One thought: there is a warning at the start of the compilation logs, relating to the file causing the AttributeError (this warning is emitted whether or not I edit that file in the way described above). Do you have more context for this?

/usr/lib/python3.8/runpy.py:127: RuntimeWarning: 'optimum.exporters.neuron.__main__' found in sys.modules after import of package 'optimum.exporters.neuron', but prior to execution of 'optimum.exporters.neuron.__main__'; this may result in unpredictable behaviour
  warn(RuntimeWarning(msg))

After following the installation instructions for pytorch neuron-x and optimum[neuronx] I end up with optimum-neuron==0.0.13, and I can see that there are more recent releases. Will try to install those now.

satsumas commented 11 months ago

Building opimum-neuron from source allows the compilation to finish sucessfully!
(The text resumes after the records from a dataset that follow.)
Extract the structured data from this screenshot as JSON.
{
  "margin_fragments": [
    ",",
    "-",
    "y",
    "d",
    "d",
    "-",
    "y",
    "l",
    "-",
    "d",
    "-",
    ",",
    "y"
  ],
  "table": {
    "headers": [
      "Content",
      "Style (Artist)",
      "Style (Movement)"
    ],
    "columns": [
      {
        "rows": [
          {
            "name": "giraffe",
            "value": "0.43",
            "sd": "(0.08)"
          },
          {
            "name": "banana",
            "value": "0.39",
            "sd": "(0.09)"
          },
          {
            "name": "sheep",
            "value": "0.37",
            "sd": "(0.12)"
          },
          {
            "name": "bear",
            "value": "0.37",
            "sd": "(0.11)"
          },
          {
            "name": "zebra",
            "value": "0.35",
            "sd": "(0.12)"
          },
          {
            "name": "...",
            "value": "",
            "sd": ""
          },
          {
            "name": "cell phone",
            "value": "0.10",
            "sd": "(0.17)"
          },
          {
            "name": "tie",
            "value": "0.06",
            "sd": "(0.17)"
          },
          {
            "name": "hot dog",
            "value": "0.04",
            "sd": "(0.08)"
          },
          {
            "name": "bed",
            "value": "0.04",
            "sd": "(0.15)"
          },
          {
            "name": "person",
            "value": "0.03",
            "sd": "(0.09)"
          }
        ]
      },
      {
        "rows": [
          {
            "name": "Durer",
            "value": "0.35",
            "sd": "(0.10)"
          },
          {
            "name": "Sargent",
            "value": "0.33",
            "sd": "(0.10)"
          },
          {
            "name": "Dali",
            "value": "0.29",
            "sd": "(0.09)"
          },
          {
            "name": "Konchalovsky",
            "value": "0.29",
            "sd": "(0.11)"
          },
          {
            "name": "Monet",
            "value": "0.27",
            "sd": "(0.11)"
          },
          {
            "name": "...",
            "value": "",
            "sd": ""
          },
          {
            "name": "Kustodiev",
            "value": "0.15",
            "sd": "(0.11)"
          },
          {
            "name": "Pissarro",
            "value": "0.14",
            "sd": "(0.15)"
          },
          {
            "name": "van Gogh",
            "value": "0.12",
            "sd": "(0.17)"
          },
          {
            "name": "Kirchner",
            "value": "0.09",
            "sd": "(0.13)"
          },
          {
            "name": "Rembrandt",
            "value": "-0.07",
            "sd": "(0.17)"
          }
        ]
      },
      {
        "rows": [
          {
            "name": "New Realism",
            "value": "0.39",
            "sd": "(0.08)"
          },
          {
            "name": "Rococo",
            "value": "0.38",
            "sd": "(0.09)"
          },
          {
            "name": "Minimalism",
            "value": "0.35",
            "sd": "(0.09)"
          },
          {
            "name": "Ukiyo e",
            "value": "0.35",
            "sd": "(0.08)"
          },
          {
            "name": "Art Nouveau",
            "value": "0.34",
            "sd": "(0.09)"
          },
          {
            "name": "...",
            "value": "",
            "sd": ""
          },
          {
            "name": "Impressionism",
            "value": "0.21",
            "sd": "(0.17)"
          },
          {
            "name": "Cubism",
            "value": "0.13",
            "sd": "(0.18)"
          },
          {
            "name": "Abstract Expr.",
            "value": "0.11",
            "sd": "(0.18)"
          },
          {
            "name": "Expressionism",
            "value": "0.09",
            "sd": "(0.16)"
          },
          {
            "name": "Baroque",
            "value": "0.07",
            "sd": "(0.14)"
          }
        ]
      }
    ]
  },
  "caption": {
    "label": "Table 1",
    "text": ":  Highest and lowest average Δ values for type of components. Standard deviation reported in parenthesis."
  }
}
But now I cannot call the model.... It seems like the same problem as https://github.com/huggingface/optimum-neuron/issues/364#issuecomment-1845943905

>>> pipe = NeuronStableDiffusionXLPipeline.from_pretrained("sdxl_turbo_neuron2/", data
_parallel_mode="all")
Traceback (most recent call last):
  File "<stdin>", line 1, in <module>
  File "/home/ubuntu/venvs/aws_neuron_venv_pytorch/lib/python3.8/site-packages/optimum/modeling_base.py", line 372, in from_pretrained
    return from_pretrained_method(
  File "/home/ubuntu/venvs/aws_neuron_venv_pytorch/lib/python3.8/site-packages/optimum/neuron/modeling_diffusion.py", line 503, in _from_pretrained
    dynamic_batch_size=neuron_configs[DIFFUSION_MODEL_UNET_NAME].dynamic_batch_size,
KeyError: 'unet'

Pulling the pre-compiled binary from Jingya/sdxl-turbo-neuronx works though.

JingyaHuang commented 11 months ago

Hi @satsumas, in the folder sdxl_turbo_neuron2/ you have locally, do you have the compiled unet model along with its config file under the subfolder unet?

JingyaHuang commented 11 months ago

In the issue you mentioned, Matt actually bumped into the issue because of a space issue in his machine leading to the compilation of UNet failed.

satsumas commented 11 months ago

aha, no I don't have a compiled unet but I did notice I was running out of space! Thank you -- I will look into that.